健康管理と同時に、万が一への備えも整えることで、より安心した生活を送ることができます。

よくある質問

Q1:要再検査と要精密検査の違いは?

A:要再検査は「基準値から外れているので、もう一度検査」、要精密検査は「疾患の可能性があるので、詳しい検査」という違いです。要精密検査の方が緊急度が高いため、すぐに受診しましょう。

Q2:症状がないけど、本当に受診すべき?

A:はい、必ず受診してください。生活習慣病は初期症状がほとんどありません。症状が出た時には、すでに進行していることが多いです。

Q3:再検査の結果、異常なしだった場合は?

A:一時的な数値の変動だった可能性があります。ただし、生活習慣の改善は継続しましょう。次回の健康診断まで油断せずに。

Q4:複数の項目で要再検査。どこから受診すれば?

A:まず内科を受診し、必要に応じて専門医を紹介してもらいましょう。複数の検査を一度に受けられる場合もあります。

Q5:生活習慣を改善すれば、再検査は不要?

A:いいえ、生活習慣の改善と並行して、必ず再検査を受けてください。

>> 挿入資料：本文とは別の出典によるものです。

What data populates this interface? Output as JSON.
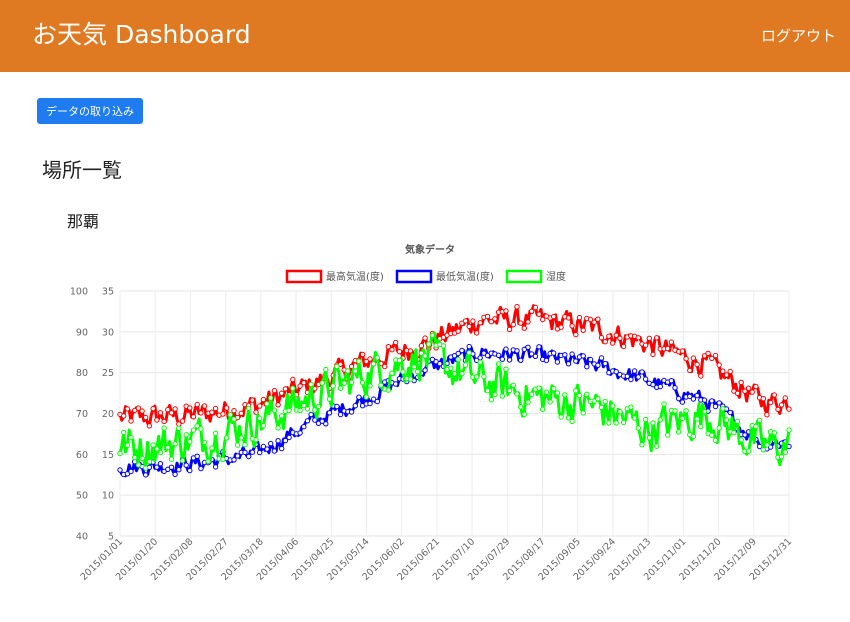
{
  "header": {
    "title": "お天気 Dashboard",
    "logout_label": "ログアウト"
  },
  "actions": {
    "import_label": "データの取り込み"
  },
  "section": {
    "title": "場所一覧"
  },
  "place": {
    "name": "那覇"
  },
  "colors": {
    "header": "#e07a22",
    "button": "#1e7cf0",
    "max_temp": "#ff0000",
    "min_temp": "#0000ff",
    "humidity": "#00ff00"
  },
  "chart_data": {
    "type": "line",
    "title": "気象データ",
    "legend_position": "top",
    "grid": true,
    "x_start": "2015-01-01",
    "x_end": "2015-12-31",
    "x_tick_labels": [
      "2015/01/01",
      "2015/01/20",
      "2015/02/08",
      "2015/02/27",
      "2015/03/18",
      "2015/04/06",
      "2015/04/25",
      "2015/05/14",
      "2015/06/02",
      "2015/06/21",
      "2015/07/10",
      "2015/07/29",
      "2015/08/17",
      "2015/09/05",
      "2015/09/24",
      "2015/10/13",
      "2015/11/01",
      "2015/11/20",
      "2015/12/09",
      "2015/12/31"
    ],
    "y_left": {
      "label": "",
      "ticks": [
        40,
        50,
        60,
        70,
        80,
        90,
        100
      ],
      "range": [
        40,
        100
      ]
    },
    "y_right": {
      "label": "",
      "ticks": [
        5,
        10,
        15,
        20,
        25,
        30,
        35
      ],
      "range": [
        5,
        35
      ]
    },
    "series": [
      {
        "name": "最高気温(度)",
        "axis": "right",
        "color": "#ff0000",
        "monthly_values": [
          19.5,
          20.0,
          21.0,
          23.5,
          26.5,
          28.5,
          31.5,
          31.5,
          30.5,
          28.5,
          26.0,
          21.5
        ]
      },
      {
        "name": "最低気温(度)",
        "axis": "right",
        "color": "#0000ff",
        "monthly_values": [
          13.5,
          14.0,
          15.0,
          19.0,
          22.0,
          25.5,
          27.5,
          27.0,
          26.0,
          24.0,
          21.5,
          16.5
        ]
      },
      {
        "name": "湿度",
        "axis": "left",
        "color": "#00ff00",
        "monthly_values": [
          62,
          64,
          68,
          74,
          80,
          84,
          78,
          74,
          72,
          66,
          70,
          62
        ]
      }
    ]
  }
}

自己判断は危険です。

まとめ|要再検査は「健康への警告サイン」

健康診断の「要再検査」は、あなたの体が発する重要なサインです。

要再検査の重要ポイント:
・「要再検査」は病気の確定ではない
・約40%の人が再検査を受けていない(危険!)
・放置すると、疾患の進行、合併症、治療費増大のリスク
・保険適用で2,000円〜5,000円程度
・早期発見なら、生活習慣改善で治る可能性も

項目別の改善方法:
・血糖値:食べる順番、主食変更、運動
・コレステロール:青魚、食物繊維、有酸素運動
・肝機能:休肝日、体重減量、原因特定
・血圧:減塩、カリウム摂取、運動
・尿検査:専門医受診、原因特定

今日からやるべき3つのこと:
1. すぐに医療機関を予約
2. 生活習慣を見直す
3. 記録をつける

「忙しいから」「お金がもったいない」と思う気持ちもわかります。しかし、再検査に行く数時間と数千円の投資が、将来の大きな病気や高額な医療費を防ぐことにつながります。

あなたの健康は、あなた自身とあなたの大切な人を守ります。今日から、一歩踏み出しましょう!